Privacy Policy

Effective 12 June 2026. We collect as little data as possible to run the service.

1. Data we collect

• Account: email address and login identity, managed by our authentication provider (Clerk).
• Content: the business description you enter, the generated design specification, and your brand kits.
• Stationery contact (optional): the name, title, phone and address you provide for business cards/letterhead — used solely to compose your files.
• Transactions: order number, amount and payment status.
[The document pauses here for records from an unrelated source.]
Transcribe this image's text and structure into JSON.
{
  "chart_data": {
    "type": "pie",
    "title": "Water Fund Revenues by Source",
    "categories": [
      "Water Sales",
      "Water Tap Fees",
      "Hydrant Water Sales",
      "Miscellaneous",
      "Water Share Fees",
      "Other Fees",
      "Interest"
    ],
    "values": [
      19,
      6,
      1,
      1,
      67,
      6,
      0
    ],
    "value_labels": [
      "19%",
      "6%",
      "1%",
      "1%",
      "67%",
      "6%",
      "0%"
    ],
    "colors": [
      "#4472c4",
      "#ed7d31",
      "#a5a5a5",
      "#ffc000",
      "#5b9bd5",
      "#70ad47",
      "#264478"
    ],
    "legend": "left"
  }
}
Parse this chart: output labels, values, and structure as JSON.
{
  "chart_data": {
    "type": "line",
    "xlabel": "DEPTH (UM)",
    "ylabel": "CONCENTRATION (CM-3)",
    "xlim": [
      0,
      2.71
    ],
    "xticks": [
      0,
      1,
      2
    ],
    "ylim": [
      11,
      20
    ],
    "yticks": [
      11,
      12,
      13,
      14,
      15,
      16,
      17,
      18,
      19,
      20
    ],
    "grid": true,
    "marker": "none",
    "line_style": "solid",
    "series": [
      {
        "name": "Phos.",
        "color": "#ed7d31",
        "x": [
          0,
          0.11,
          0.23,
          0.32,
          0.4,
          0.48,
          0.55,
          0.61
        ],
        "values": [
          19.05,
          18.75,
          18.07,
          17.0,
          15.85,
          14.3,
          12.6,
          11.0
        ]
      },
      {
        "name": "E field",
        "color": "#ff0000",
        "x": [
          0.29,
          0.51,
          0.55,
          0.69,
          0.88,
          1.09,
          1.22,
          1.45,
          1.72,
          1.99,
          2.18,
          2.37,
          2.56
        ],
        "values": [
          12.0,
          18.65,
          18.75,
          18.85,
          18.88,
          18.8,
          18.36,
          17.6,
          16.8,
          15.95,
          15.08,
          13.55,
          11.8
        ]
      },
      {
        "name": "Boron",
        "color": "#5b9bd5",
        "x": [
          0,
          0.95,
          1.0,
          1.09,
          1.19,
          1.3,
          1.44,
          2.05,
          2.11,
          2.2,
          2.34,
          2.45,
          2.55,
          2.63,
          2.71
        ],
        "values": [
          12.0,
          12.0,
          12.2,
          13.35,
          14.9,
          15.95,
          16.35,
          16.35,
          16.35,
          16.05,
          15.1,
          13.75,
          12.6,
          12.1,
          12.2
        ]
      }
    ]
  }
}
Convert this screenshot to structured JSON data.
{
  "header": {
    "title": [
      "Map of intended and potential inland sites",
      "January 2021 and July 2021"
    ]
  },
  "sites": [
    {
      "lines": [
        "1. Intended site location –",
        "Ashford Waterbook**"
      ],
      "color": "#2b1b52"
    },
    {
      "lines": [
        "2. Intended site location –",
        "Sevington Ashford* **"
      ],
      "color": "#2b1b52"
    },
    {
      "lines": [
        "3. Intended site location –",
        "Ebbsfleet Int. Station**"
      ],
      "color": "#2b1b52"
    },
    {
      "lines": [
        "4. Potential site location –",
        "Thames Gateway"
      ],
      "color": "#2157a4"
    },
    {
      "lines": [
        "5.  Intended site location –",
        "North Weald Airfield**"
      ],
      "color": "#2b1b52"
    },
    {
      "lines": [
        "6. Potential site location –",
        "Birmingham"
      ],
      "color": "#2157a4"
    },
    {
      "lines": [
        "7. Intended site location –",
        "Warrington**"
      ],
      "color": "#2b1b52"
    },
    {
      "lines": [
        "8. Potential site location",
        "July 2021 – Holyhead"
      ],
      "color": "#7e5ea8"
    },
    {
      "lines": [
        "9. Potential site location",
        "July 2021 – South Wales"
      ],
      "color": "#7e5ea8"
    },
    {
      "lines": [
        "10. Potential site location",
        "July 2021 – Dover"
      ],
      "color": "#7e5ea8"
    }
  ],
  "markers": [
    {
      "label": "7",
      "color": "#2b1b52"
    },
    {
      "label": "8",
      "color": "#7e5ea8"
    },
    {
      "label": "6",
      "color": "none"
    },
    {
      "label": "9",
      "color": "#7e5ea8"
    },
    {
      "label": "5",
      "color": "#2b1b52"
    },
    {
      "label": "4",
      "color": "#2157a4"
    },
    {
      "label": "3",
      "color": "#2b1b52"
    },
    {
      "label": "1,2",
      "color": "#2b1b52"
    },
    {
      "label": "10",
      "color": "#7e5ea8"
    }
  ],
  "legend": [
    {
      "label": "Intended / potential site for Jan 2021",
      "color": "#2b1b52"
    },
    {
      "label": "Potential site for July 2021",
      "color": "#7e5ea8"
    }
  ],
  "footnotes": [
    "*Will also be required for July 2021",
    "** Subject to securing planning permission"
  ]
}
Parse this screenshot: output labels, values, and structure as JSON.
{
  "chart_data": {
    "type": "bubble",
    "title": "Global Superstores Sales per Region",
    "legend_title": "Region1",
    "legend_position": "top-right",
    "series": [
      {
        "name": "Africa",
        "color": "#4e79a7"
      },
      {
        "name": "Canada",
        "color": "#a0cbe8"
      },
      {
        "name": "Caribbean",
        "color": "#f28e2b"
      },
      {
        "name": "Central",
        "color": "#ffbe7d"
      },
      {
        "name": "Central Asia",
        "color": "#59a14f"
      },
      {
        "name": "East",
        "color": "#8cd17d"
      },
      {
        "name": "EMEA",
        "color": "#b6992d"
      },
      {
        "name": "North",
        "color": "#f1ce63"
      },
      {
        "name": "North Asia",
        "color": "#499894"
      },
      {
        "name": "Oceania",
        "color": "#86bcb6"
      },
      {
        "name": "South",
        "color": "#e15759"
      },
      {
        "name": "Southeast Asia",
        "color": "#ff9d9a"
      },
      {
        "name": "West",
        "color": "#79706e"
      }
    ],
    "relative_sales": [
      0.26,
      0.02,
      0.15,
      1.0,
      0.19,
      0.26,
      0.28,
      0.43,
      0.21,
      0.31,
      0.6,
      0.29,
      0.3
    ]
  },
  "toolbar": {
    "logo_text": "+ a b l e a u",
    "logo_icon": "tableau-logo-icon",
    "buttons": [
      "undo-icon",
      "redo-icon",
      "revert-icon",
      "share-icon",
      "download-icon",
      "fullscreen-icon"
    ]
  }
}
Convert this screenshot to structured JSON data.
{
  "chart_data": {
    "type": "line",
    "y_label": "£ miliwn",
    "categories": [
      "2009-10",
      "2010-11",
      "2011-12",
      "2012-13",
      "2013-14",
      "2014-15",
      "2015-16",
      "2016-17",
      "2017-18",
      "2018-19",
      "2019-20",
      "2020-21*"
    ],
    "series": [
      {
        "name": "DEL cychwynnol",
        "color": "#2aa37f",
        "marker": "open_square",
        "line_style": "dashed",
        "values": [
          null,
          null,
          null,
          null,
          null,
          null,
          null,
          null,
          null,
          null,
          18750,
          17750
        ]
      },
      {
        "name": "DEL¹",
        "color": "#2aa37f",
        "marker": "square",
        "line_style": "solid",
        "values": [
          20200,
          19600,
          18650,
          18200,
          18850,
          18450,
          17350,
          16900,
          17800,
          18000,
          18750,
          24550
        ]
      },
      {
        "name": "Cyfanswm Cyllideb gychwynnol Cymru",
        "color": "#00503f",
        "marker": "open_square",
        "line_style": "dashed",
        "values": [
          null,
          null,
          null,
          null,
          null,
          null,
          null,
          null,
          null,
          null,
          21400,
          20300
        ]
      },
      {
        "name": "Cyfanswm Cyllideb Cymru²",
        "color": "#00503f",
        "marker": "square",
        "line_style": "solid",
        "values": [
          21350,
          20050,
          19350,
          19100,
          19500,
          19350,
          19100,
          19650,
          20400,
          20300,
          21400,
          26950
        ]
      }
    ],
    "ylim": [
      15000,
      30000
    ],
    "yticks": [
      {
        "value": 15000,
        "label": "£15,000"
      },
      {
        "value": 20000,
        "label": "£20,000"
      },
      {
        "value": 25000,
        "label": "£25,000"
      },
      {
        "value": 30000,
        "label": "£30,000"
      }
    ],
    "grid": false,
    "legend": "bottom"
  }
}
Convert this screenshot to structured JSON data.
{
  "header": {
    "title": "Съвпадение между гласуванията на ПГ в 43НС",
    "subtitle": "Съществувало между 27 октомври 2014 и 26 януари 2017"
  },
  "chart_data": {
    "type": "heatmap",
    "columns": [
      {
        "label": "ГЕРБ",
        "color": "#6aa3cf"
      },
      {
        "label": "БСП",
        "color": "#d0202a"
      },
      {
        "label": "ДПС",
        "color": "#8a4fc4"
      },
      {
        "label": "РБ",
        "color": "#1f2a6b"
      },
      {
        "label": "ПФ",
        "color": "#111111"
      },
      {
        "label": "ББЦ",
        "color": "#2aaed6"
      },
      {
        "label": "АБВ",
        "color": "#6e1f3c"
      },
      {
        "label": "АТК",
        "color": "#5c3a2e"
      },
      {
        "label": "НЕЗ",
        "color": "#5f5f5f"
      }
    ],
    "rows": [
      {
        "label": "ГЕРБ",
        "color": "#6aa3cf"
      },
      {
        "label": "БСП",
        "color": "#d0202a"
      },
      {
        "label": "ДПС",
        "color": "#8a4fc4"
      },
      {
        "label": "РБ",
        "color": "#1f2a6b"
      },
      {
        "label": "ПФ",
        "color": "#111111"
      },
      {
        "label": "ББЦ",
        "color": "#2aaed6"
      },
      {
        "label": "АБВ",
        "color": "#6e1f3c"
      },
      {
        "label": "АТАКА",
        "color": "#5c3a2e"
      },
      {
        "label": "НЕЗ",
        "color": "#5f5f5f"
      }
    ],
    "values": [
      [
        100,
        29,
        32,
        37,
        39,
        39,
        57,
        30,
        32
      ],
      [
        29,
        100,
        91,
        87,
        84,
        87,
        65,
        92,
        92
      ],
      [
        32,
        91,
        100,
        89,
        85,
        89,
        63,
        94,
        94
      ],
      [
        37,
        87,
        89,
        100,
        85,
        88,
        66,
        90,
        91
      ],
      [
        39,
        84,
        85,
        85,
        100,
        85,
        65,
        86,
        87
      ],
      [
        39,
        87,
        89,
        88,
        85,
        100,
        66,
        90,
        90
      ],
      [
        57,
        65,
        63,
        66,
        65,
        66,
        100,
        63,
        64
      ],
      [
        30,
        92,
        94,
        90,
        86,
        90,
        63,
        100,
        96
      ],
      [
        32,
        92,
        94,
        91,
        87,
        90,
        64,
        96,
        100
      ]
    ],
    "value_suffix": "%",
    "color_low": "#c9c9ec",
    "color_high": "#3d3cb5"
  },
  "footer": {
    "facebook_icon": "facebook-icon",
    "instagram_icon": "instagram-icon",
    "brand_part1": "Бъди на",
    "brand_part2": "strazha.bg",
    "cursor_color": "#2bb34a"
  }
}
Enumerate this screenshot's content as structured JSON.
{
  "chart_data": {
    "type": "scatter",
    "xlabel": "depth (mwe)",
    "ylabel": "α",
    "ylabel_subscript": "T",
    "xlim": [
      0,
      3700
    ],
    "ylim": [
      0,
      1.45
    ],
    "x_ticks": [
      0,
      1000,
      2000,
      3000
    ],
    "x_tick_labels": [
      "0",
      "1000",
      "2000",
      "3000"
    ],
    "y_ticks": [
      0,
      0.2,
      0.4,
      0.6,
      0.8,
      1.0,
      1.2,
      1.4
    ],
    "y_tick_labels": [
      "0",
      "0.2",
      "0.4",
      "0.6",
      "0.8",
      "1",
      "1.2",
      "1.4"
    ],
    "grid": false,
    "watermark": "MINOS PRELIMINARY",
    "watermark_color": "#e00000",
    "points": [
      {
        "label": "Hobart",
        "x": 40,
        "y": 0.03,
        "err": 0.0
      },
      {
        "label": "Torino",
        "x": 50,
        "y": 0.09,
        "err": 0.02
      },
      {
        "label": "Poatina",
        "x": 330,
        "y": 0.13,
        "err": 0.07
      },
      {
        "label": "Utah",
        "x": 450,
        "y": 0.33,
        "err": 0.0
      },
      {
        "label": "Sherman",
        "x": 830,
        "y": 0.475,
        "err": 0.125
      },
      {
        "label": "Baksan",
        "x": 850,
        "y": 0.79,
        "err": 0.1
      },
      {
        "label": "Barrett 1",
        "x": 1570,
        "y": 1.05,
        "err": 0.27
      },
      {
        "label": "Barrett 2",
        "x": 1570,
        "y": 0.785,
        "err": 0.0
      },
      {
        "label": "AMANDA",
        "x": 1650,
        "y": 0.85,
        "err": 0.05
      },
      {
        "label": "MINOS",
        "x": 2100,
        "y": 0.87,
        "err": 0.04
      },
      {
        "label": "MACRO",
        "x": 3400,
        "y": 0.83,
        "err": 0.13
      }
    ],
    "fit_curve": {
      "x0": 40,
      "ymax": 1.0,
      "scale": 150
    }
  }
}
We never see or store your card/bank details — payments are processed directly by Pakasir.
• Technical: basic access logs (IP address, user agent) for security and abuse prevention.

2. How data is used

• Your business description is sent to an AI model provider (via OpenRouter) solely to produce the design specification.
• Email is used for authentication and transactional messages (receipts, download links) via Resend.
• Brand kits are stored on Cloudflare R2 so you can re-download them.
• We never sell your personal data to anyone.

3. Third-party processors

Clerk (authentication), Supabase (database), OpenRouter (AI models), Pakasir (payments), Cloudflare (network & storage), Resend (email). Each processes data strictly within its function.

4. Retention & deletion

Kits and purchase history are kept while your account is active. You may request deletion of your account and all its data via the email listed on the site; deletion is processed within 30 days.

5. Security

All traffic is encrypted (HTTPS). Database access happens only from our servers; previews and kit downloads use signed links that expire automatically.

6. Changes

Material changes to this policy will be announced on the site.